Behind me, Harry coughed. On his stool, D’Amico watched me. Johnny stared at the floor. I downed the whisky.
I said, “When we saw you in the hospital, even your hands were under the blankets. It was too hot a day for that. But you left some flesh from one hand on Brenda’s teeth. The cops have the scrapings, Charley.”
“You’re still guessing.”
“I am. There was a windmill sign near that hospital and another near Brenda’s apartment. So my unconscious mind knows and it’s trying to tell me. Some day it will cough it up. But I still won’t be a cop, Charley.”

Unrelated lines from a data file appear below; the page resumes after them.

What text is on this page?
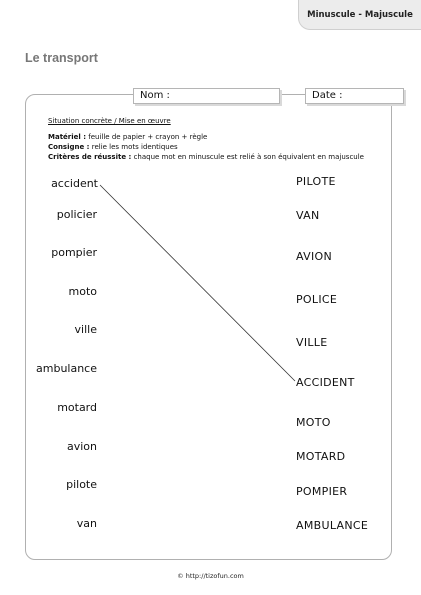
Minuscule - Majuscule
Le transport
Nom :	Date :
Situation concrète / Mise en œuvre
Matériel : feuille de papier + crayon + règle
Consigne : relie les mots identiques
Critères de réussite : chaque mot en minuscule est relié à son équivalent en majuscule
accident
policier
pompier
moto
ville
ambulance
motard
avion
pilote
van
PILOTE
VAN
AVION
POLICE
VILLE
ACCIDENT
MOTO
MOTARD
POMPIER
AMBULANCE
© http://tizofun.com
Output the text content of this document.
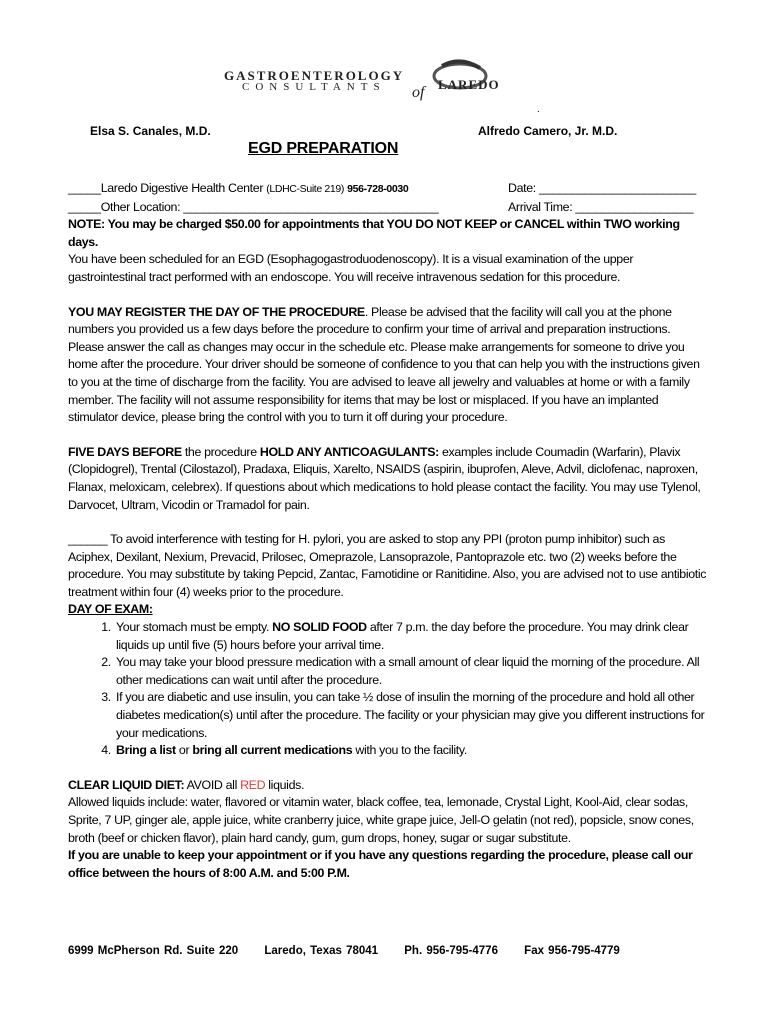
GASTROENTEROLOGY
CONSULTANTS of LAREDO
.
Elsa S. Canales, M.D.	Alfredo Camero, Jr. M.D.
EGD PREPARATION
_____Laredo Digestive Health Center (LDHC-Suite 219) 956-728-0030	Date: ________________________
_____Other Location: _______________________________________	Arrival Time: __________________

NOTE: You may be charged $50.00 for appointments that YOU DO NOT KEEP or CANCEL within TWO working days.

You have been scheduled for an EGD (Esophagogastroduodenoscopy). It is a visual examination of the upper gastrointestinal tract performed with an endoscope. You will receive intravenous sedation for this procedure.

YOU MAY REGISTER THE DAY OF THE PROCEDURE. Please be advised that the facility will call you at the phone numbers you provided us a few days before the procedure to confirm your time of arrival and preparation instructions. Please answer the call as changes may occur in the schedule etc. Please make arrangements for someone to drive you home after the procedure. Your driver should be someone of confidence to you that can help you with the instructions given to you at the time of discharge from the facility. You are advised to leave all jewelry and valuables at home or with a family member. The facility will not assume responsibility for items that may be lost or misplaced. If you have an implanted stimulator device, please bring the control with you to turn it off during your procedure.

FIVE DAYS BEFORE the procedure HOLD ANY ANTICOAGULANTS: examples include Coumadin (Warfarin), Plavix (Clopidogrel), Trental (Cilostazol), Pradaxa, Eliquis, Xarelto, NSAIDS (aspirin, ibuprofen, Aleve, Advil, diclofenac, naproxen, Flanax, meloxicam, celebrex). If questions about which medications to hold please contact the facility. You may use Tylenol, Darvocet, Ultram, Vicodin or Tramadol for pain.

______ To avoid interference with testing for H. pylori, you are asked to stop any PPI (proton pump inhibitor) such as Aciphex, Dexilant, Nexium, Prevacid, Prilosec, Omeprazole, Lansoprazole, Pantoprazole etc. two (2) weeks before the procedure. You may substitute by taking Pepcid, Zantac, Famotidine or Ranitidine. Also, you are advised not to use antibiotic treatment within four (4) weeks prior to the procedure.

DAY OF EXAM:

1. Your stomach must be empty. NO SOLID FOOD after 7 p.m. the day before the procedure. You may drink clear liquids up until five (5) hours before your arrival time.
2. You may take your blood pressure medication with a small amount of clear liquid the morning of the procedure. All other medications can wait until after the procedure.
3. If you are diabetic and use insulin, you can take ½ dose of insulin the morning of the procedure and hold all other diabetes medication(s) until after the procedure. The facility or your physician may give you different instructions for your medications.
4. Bring a list or bring all current medications with you to the facility.

CLEAR LIQUID DIET: AVOID all RED liquids.

Allowed liquids include: water, flavored or vitamin water, black coffee, tea, lemonade, Crystal Light, Kool-Aid, clear sodas, Sprite, 7 UP, ginger ale, apple juice, white cranberry juice, white grape juice, Jell-O gelatin (not red), popsicle, snow cones, broth (beef or chicken flavor), plain hard candy, gum, gum drops, honey, sugar or sugar substitute.

If you are unable to keep your appointment or if you have any questions regarding the procedure, please call our office between the hours of 8:00 A.M. and 5:00 P.M.

6999 McPherson Rd. Suite 220 Laredo, Texas 78041 Ph. 956-795-4776 Fax 956-795-4779
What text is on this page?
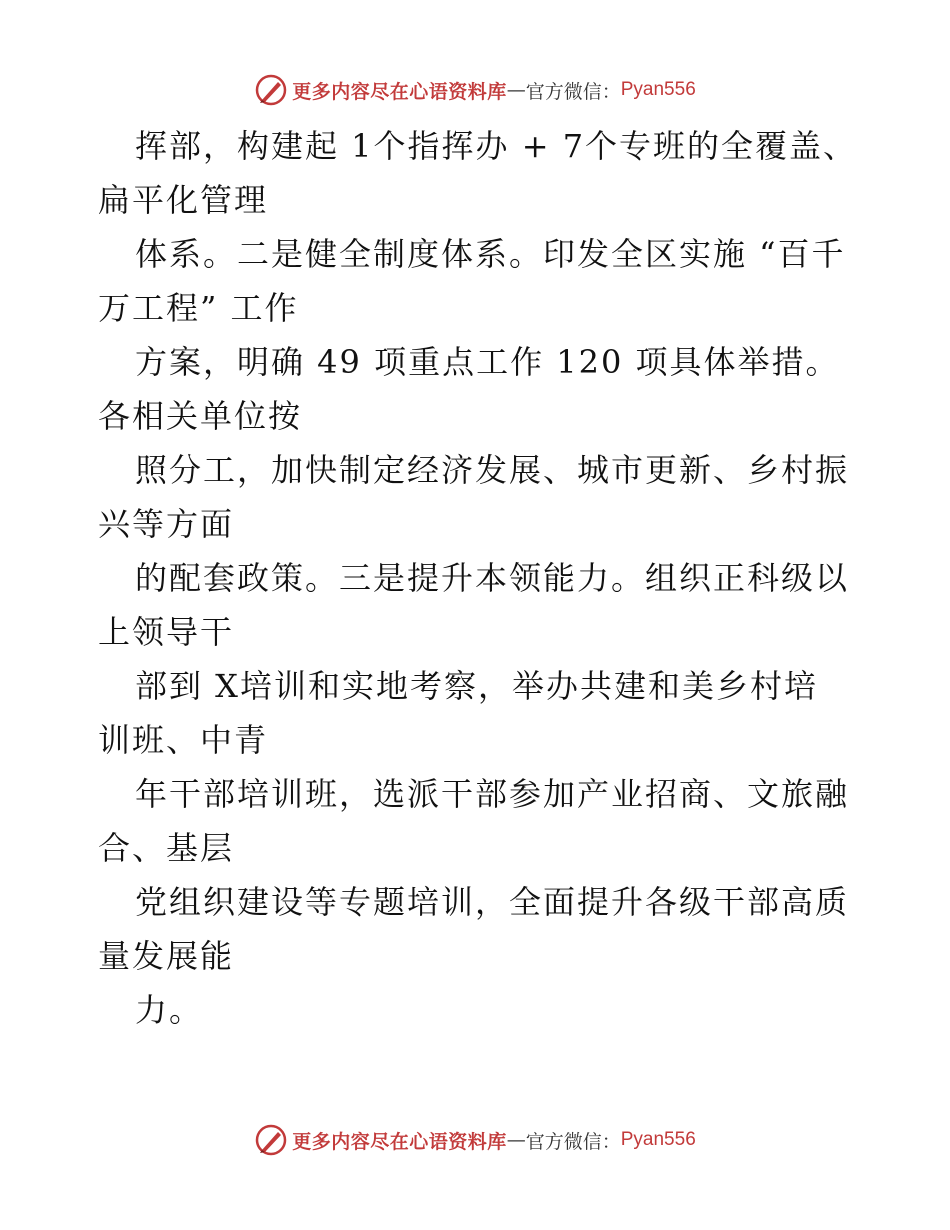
更多内容尽在心语资料库 — 官方微信： Pyan556
挥部，构建起 1个指挥办 + 7个专班的全覆盖、
扁平化管理
体系。二是健全制度体系。印发全区实施 “百千
万工程” 工作
方案，明确 49 项重点工作 120 项具体举措。
各相关单位按
照分工，加快制定经济发展、城市更新、乡村振
兴等方面
的配套政策。三是提升本领能力。组织正科级以
上领导干
部到 X培训和实地考察，举办共建和美乡村培
训班、中青
年干部培训班，选派干部参加产业招商、文旅融
合、基层
党组织建设等专题培训，全面提升各级干部高质
量发展能
力。
更多内容尽在心语资料库 — 官方微信： Pyan556
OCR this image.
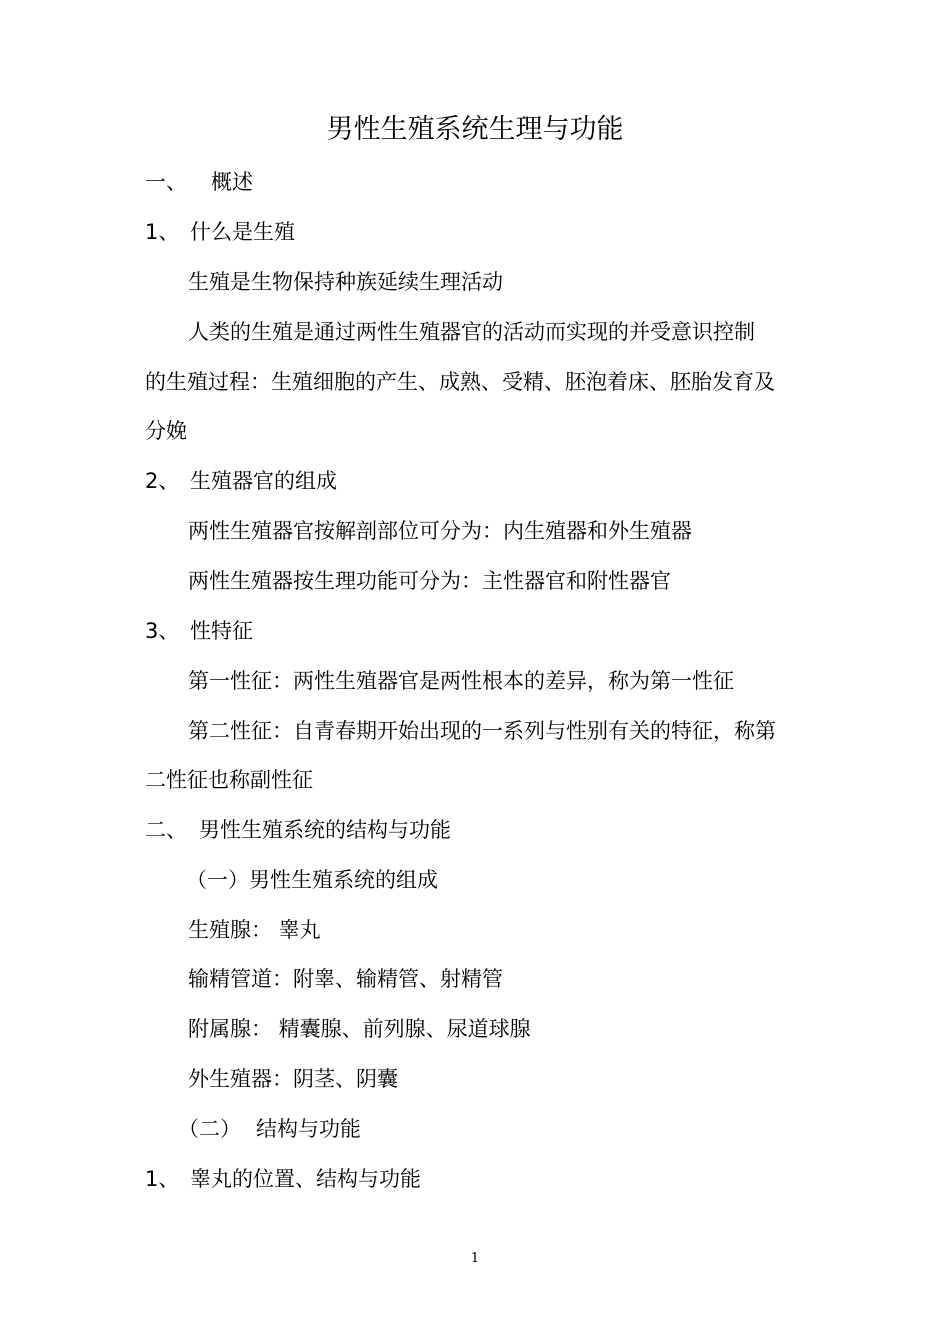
男性生殖系统生理与功能
一、 概述
1、 什么是生殖
生殖是生物保持种族延续生理活动
人类的生殖是通过两性生殖器官的活动而实现的并受意识控制
的生殖过程：生殖细胞的产生、成熟、受精、胚泡着床、胚胎发育及
分娩
2、 生殖器官的组成
两性生殖器官按解剖部位可分为：内生殖器和外生殖器
两性生殖器按生理功能可分为：主性器官和附性器官
3、 性特征
第一性征：两性生殖器官是两性根本的差异，称为第一性征
第二性征：自青春期开始出现的一系列与性别有关的特征，称第
二性征也称副性征
二、 男性生殖系统的结构与功能
（一）男性生殖系统的组成
生殖腺： 睾丸
输精管道：附睾、输精管、射精管
附属腺： 精囊腺、前列腺、尿道球腺
外生殖器：阴茎、阴囊
（二） 结构与功能
1、 睾丸的位置、结构与功能
1
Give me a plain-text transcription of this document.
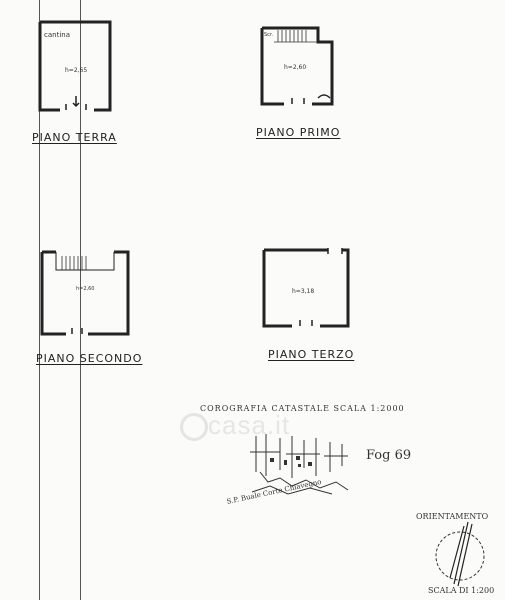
casa.it
cantina
h=2,65
PIANO TERRA
Scr.
h=2,60
PIANO PRIMO
h=2,60
PIANO SECONDO
h=3,18
PIANO TERZO
COROGRAFIA CATASTALE SCALA 1:2000
Fog 69
S.P. Buale Corte Chiavegno
ORIENTAMENTO
SCALA DI 1:200
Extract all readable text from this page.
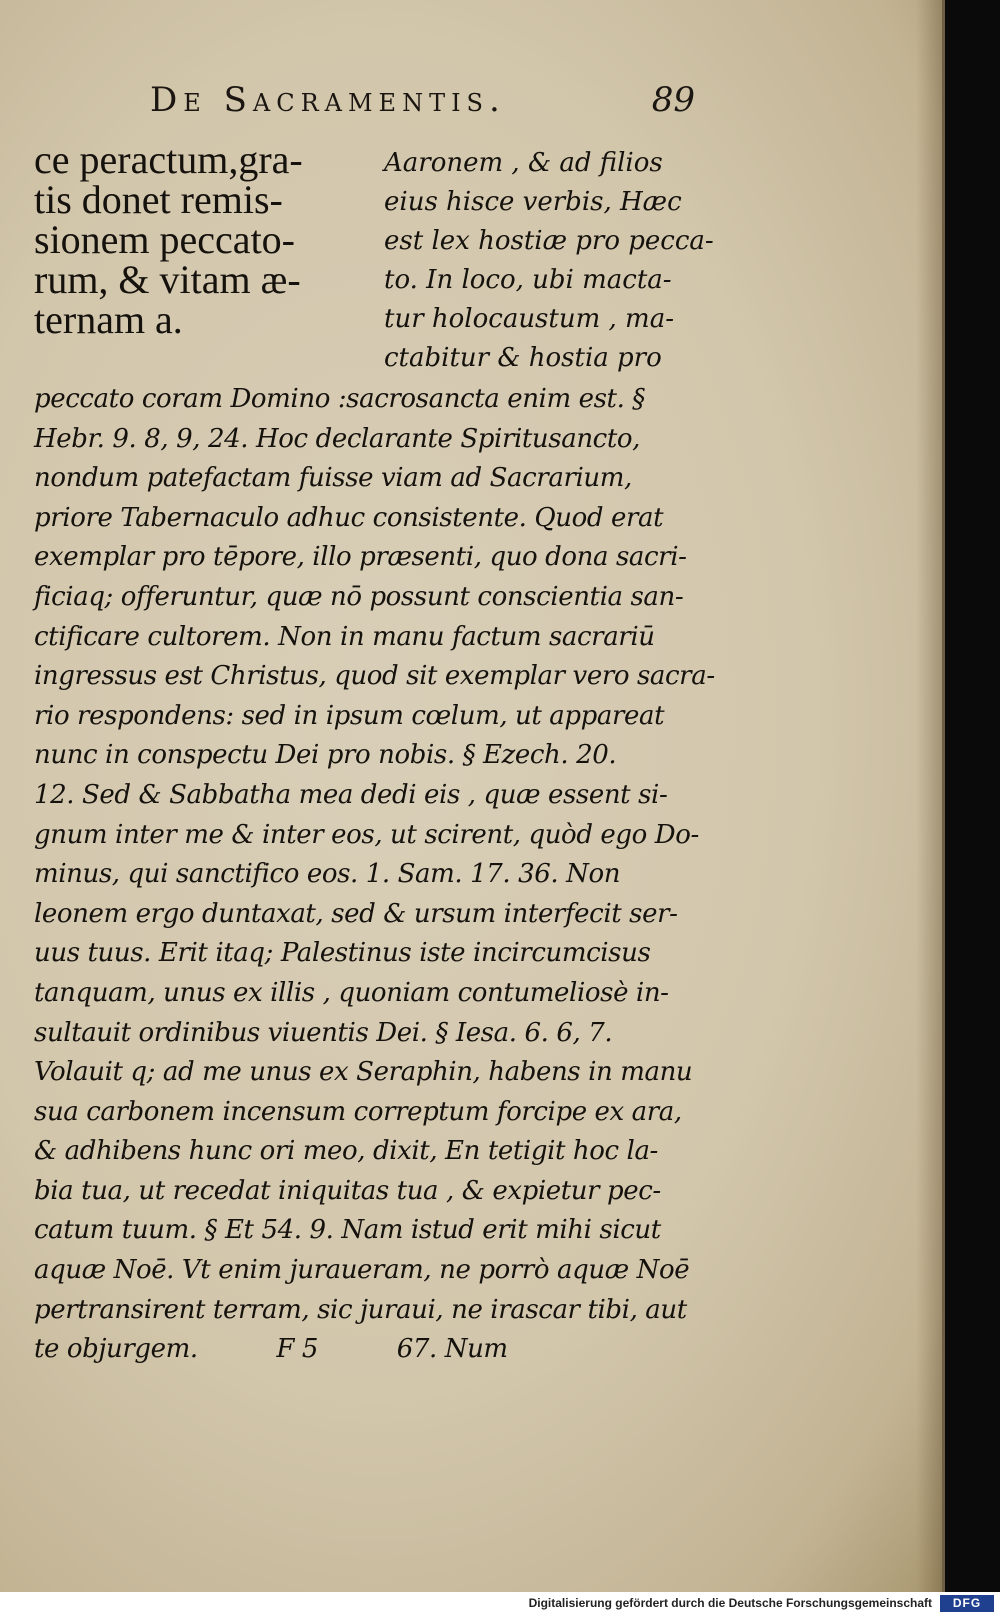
De Sacramentis.	89
ce peractum,gra-
tis donet remis-
sionem peccato-
rum, & vitam æ-
ternam a.
Aaronem , & ad filios
eius hisce verbis, Hæc
est lex hostiæ pro pecca-
to. In loco, ubi macta-
tur holocaustum , ma-
ctabitur & hostia pro
peccato coram Domino :sacrosancta enim est. §
Hebr. 9. 8, 9, 24. Hoc declarante Spiritusancto,
nondum patefactam fuisse viam ad Sacrarium,
priore Tabernaculo adhuc consistente. Quod erat
exemplar pro tēpore, illo præsenti, quo dona sacri-
ficiaq; offeruntur, quæ nō possunt conscientia san-
ctificare cultorem. Non in manu factum sacrariū
ingressus est Christus, quod sit exemplar vero sacra-
rio respondens: sed in ipsum cœlum, ut appareat
nunc in conspectu Dei pro nobis. § Ezech. 20.
12. Sed & Sabbatha mea dedi eis , quæ essent si-
gnum inter me & inter eos, ut scirent, quòd ego Do-
minus, qui sanctifico eos. 1. Sam. 17. 36. Non
leonem ergo duntaxat, sed & ursum interfecit ser-
uus tuus. Erit itaq; Palestinus iste incircumcisus
tanquam, unus ex illis , quoniam contumeliosè in-
sultauit ordinibus viuentis Dei. § Iesa. 6. 6, 7.
Volauit q; ad me unus ex Seraphin, habens in manu
sua carbonem incensum correptum forcipe ex ara,
& adhibens hunc ori meo, dixit, En tetigit hoc la-
bia tua, ut recedat iniquitas tua , & expietur pec-
catum tuum. § Et 54. 9. Nam istud erit mihi sicut
aquæ Noē. Vt enim juraueram, ne porrò aquæ Noē
pertransirent terram, sic juraui, ne irascar tibi, aut
te objurgem.          F 5          67. Num
Digitalisierung gefördert durch die Deutsche Forschungsgemeinschaft	DFG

“Windmill signs? What kind of sense does that make?”
“None to you, Charley.” I turned to Harry. “You worry about Noodles.
You
killed Noodles.”
On his stool, Johnny stirred.
Harry said, “Easy, Champ. I got a lot of bottles here.”
“You didn’t poison him,” I went on, “but you killed him. You knew Charley had killed Brenda. If you’d gone to the law with it, Noodles would never have died.”
“Charley’s my friend,” he said, “and I don’t know that he killed anybody.” His voice shook slightly.
“You know. You’re damned sure in your own mind. Did he phone here, after he killed her? Did Noodles pick him up, too, and take him to that sanitarium or hospital, or what the hell it was?”
“I don’t know what you’re talking about,” Harry said.
“All right. Charley doesn’t, either.” I took a flyer. “But I already remember the maroon silk sheets. Maybe the rest will come.”
“You son-of-a-bitch,” Charley said. “You-”
D’Amico said, “Easy, Charley.”
Charley turned to Harry. “Whisky.”
“Have they had you scared since you fought Giani? Have they had you scared all that time, Charley?” I asked him.
D’Amico said, “You’ve used a lot of words but none of them mean much to me. Scarpa said you were willing to talk business.”
Behind me Harry said, “What the hell?”
“Maybe I do want to talk business,” I told D’Amico. “But not as a stooge, Paul. Maybe a partner, but no stooge.”
“A partner? What are you bringing into the partnership?”
“The title. That’s why Max isn’t here.”
“You mean you’re looking for new management?”
“No. Another fight with Patsy. This time, I bet along with you. My money rides with yours. That safe enough?”
He took a deep breath. “It would take a long time to get back the money I lost tonight. What else did you have in mind? Why all this business about Charley?”
“Because we want a killer,” I said. “We want somebody for the law.”
“We? Who’s Ve’?”
“Harry and I. Tell him who we want, Harry. And pour me another drink.”
Harry poured the drink, then looked up, and over at Johnny.
D’Amico’s eyes followed the gaze. D’Amico looked at Johnny, back at Harry, then at me. “Are you crazy?”